What’s the most distinctive thing about the main character? Who-real or fictional-would you say the character reminds you of?
Did you know that the first person to achieve the Holy Grail in Arthurian legend was a woman? Her name was Dindraine. There are six primary women in Heroines of Avalon & Other Tales: Arianrhod, Blodeuwedd, Iouga, Elen, Elaine and Dindraine. Arianrhod is a Moon Mother Goddess who teaches how to forgive, release suffering and live again after we have fallen. Blodeuwedd, a woman magically created out of flowers, reminds us that we can choose again. Iouga and Elen, remind us of the deep and secret ways of the forests, and why it is time to take a Heroine’s Quest now. Elaine & Dindraine arise out of Arthurian Legend and are powerful Grail Champions.
What’s the main reason someone should really read this book?
Anyone with Celtic bloodlines (that would be at least nine million people in the USA according to ancestry.com) would no doubt be fascinated about their history, or “her-story!” I was thrilled to learn about women who were Druids, Healers, Seers, Judges, Warriors, etc. who loved men and battled beside them. The Celts believed in equality and they had a native understanding of the Earth. The pre-Celtic people, such as the Tuatha, were magical people. We still find traces of them in books such as Lord of the Rings with the Elves and Merlin. This book is ambitious in honoring the women, heroines and Goddesses (who in some cases were demonized) back to the modern time. These magical characters understand the Earth, how to live in harmony with the natural world, and have many solutions for us now. We can begin by remembering the ancient tradition of Dreaming with the Land.
What’s the best and the hardest part of being an indie?
I have had traditional publishers in the UK, and have gone the indie route in the USA. I was told there was no interest in Celtic myth and legend. Perhaps The Last Kingdom and Game of Thrones changed that. Legends of the Grail: Stories of Celtic Goddesses (2017) is in its 4th printing and (2018) is now in its second printing. I worked as an editor with Kingfisher books and was an editor for many literary magazines in the UK. What I love most about being an indie author is that I am in charge of everything from the original idea, to the writing, editing, design, illustrations, printing, distribution and PR. I suppose that’s what is also hard about indie publishing. I am completing three new books now, and if I had more time to write, then I could produce more books! Meanwhile, I do love PR, so either way, I know the books will continue to be successful.
Would you go traditional if a publisher came calling?
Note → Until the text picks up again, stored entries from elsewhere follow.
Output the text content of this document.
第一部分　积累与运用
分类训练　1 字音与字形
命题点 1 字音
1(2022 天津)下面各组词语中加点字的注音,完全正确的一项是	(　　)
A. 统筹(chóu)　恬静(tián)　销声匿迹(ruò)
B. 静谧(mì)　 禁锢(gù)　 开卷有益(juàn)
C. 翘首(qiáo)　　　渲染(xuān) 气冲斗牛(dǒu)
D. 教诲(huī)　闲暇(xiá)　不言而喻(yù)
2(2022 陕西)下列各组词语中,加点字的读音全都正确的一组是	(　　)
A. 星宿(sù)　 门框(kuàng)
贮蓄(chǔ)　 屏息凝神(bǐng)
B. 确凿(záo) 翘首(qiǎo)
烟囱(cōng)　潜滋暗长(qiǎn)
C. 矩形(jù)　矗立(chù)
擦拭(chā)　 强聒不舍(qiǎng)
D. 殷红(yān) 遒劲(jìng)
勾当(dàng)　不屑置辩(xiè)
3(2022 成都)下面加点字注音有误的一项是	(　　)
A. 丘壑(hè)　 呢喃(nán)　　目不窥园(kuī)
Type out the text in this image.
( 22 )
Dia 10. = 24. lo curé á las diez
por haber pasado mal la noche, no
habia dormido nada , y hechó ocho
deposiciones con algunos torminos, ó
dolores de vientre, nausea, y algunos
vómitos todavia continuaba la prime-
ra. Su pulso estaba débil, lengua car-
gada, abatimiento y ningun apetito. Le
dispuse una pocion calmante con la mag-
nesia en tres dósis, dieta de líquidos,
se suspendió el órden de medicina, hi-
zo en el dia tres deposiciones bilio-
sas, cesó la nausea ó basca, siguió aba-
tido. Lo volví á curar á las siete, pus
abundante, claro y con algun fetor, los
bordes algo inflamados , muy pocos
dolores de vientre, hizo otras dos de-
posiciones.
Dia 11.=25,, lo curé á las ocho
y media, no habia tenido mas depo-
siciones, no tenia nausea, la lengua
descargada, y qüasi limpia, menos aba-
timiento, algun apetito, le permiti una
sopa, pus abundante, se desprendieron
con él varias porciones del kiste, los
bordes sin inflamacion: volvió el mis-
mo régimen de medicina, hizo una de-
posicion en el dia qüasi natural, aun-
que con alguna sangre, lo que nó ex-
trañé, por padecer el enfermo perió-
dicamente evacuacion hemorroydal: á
If so, why?
I would go with a traditional publisher if we made a good team and the publisher could help me broaden my market. It’s really important to be that I have a great team of like-minded people. I have already had indie best sellers, one with 250,000 downloads. I like keeping my copyright and staying in charge, but I am also a team player. I know that certain books would do best with Indie publishing (books that push the edge) and other books would do better with traditional publishing. I believe this book, like Clarisa Pinkola Estes’ Women Who Run With The Wolves, (or the book of folklore I am working on now called King, Heroines & The Goddess of Sovereignty) could bridge easily into traditional publishing. I have been surprised by the amount of literary awards (over 30!), positive attention and sales I have received so far. It is very encouraging.